In Cina, l’intensità energetica è calata del 5,6% nel 2015 e ha avuto una media del -3,1% all’anno nella precedente decade. Senza questo contributo, il guadagno netto mondiale sarebbe stato inferiore. Peraltro, l’economia del Paese è cresciuta quasi del 7% lo scorso anno, mentre la domanda di energia primaria è salita solo dello 0,9%.

3. La politica governativa è uno dei maggiori driver dell’efficienza energetica.

Le politiche governative sono state fondamentali per l’incremento dell’ efficienza energetica, anche se molto deve ancora essere fatto. L’introduzione di standard obbligatori ha portato risultati soprattutto nell’ambito dell’industria e degli edifici non residenziali. Il grafico sottostante indica che circa il 37% dei consumi energetici finali del 2015 nel settore dell’industria era regolato da misure o standard obbligatori di prestazione, contro una quota di circa il 3% nel 2000.

4. Il mercato dell’efficienza energetica sta crescendo

La IEA stima gli investimenti globali in efficienza energetica del 2015 in 221 miliardi di dollari, con un incremento del 6% rispetto al 2014 e punte del 9% nel settore degli edifici. Riguardo ai servizi energetici, le ESCO hanno fatturato globalmente 24 miliardi nel 2015. Inoltre, i bassi margini della fornitura di energia hanno spinto le utility a offrire anche servizi di efficienza energetica.

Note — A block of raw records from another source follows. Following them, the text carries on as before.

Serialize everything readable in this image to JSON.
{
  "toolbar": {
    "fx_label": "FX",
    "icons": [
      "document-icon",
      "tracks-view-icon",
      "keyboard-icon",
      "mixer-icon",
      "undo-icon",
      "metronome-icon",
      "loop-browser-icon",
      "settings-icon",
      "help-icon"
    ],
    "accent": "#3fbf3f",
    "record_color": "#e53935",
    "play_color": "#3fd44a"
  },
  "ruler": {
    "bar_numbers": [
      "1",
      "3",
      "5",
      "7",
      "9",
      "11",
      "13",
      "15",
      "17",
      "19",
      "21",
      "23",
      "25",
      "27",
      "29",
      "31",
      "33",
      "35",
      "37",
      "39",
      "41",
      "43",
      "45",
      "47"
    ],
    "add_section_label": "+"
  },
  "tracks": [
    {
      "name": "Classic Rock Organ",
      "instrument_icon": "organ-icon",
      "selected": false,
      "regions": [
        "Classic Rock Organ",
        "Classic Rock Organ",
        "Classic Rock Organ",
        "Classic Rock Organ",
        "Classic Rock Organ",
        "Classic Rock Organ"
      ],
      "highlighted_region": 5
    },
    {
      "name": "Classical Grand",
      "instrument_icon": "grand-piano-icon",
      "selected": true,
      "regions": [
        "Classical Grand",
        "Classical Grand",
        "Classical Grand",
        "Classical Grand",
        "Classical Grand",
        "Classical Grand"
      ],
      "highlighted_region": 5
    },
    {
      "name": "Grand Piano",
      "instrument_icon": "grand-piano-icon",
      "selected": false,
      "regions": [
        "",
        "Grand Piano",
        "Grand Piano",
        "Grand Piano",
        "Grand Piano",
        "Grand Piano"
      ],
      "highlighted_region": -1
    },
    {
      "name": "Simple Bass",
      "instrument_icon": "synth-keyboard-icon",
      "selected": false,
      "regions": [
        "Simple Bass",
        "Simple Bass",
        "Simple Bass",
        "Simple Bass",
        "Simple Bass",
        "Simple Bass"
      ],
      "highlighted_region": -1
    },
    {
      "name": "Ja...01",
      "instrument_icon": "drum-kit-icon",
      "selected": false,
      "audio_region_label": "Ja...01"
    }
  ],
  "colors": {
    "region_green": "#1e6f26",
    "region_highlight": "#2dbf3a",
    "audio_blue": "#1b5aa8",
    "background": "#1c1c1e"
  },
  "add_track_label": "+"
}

Ma la notizia rilevante è che il mercato dell’efficienza energetica sia destinato a crescere nei prossimi anni.

5. L’accelerazione tecnologica che abbatte i costi è un alleato indispensabile.

Aggiungerei questo punto che sicuramente la IEA dà per scontato, ma che è fondamentale. Il costo del solare è calato del 90% dal 2009, il costo delle batterie a ioni di litio è crollato dai 1.000 dollari al kWh del 2007 ai 300 dollari/kWh di oggi.

Italia ed efficienza energetica

E l’Italia? Nella relazione degli Stati Generali dell’Economia Green Edo Ronchi ha messo in luce come – riguardo ad alcuni indicatori (quota di fonti rinnovabili sul consumo finale, il riciclo dei rifiuti speciali, prodotti agro-alimentari certificati ed altri parametri) – l’Italia abbia ottenuto risultati superiori alla media UE o ai singoli grandi paesi europei. Tuttavia, a livello di percezione internazionale, l’Italia ha un’immagine decisamente peggiore rispetto alla realtà, dunque comunicare i risultati riveste grande importanza.

A proposito di investimenti, se da un lato il rapporto sull’Efficienza Energetica del Politecnico di Milano indica che, in Italia, nel 2015, gli investimenti in efficienza energetica sono ammontati a 5,5 miliardi di euro, con una crescita di oltre il 10% rispetto all’anno precedente, spesso si ha la sensazione che questo mercato non riesca a decollare veramente. Se l’efficienza energetica conviene così tanto, come mai i progetti non partono spontaneamente? I fattori di resistenza sono molteplici. In primo luogo, il costo iniziale degli impianti più efficienti, che verrà sicuramente ammortizzato, ma la tendenza istintiva è quella di comprare la dotazione che costa meno. Un altro tema è quella della complessità, della difficoltà tecnica e della scarsa comprensione dell’informazione.

Il nostro “Osservatorio Green” si propone proprio di capire, lato consumatore, quali sono le resistenze che bloccano l’adozione di prodotti e servizi energetici e quali sono, al contrario, i percorsi virtuosi; oltre a stimare la potenzialità del mercato, dopo aver mostrato dei concetti chiari e semplici.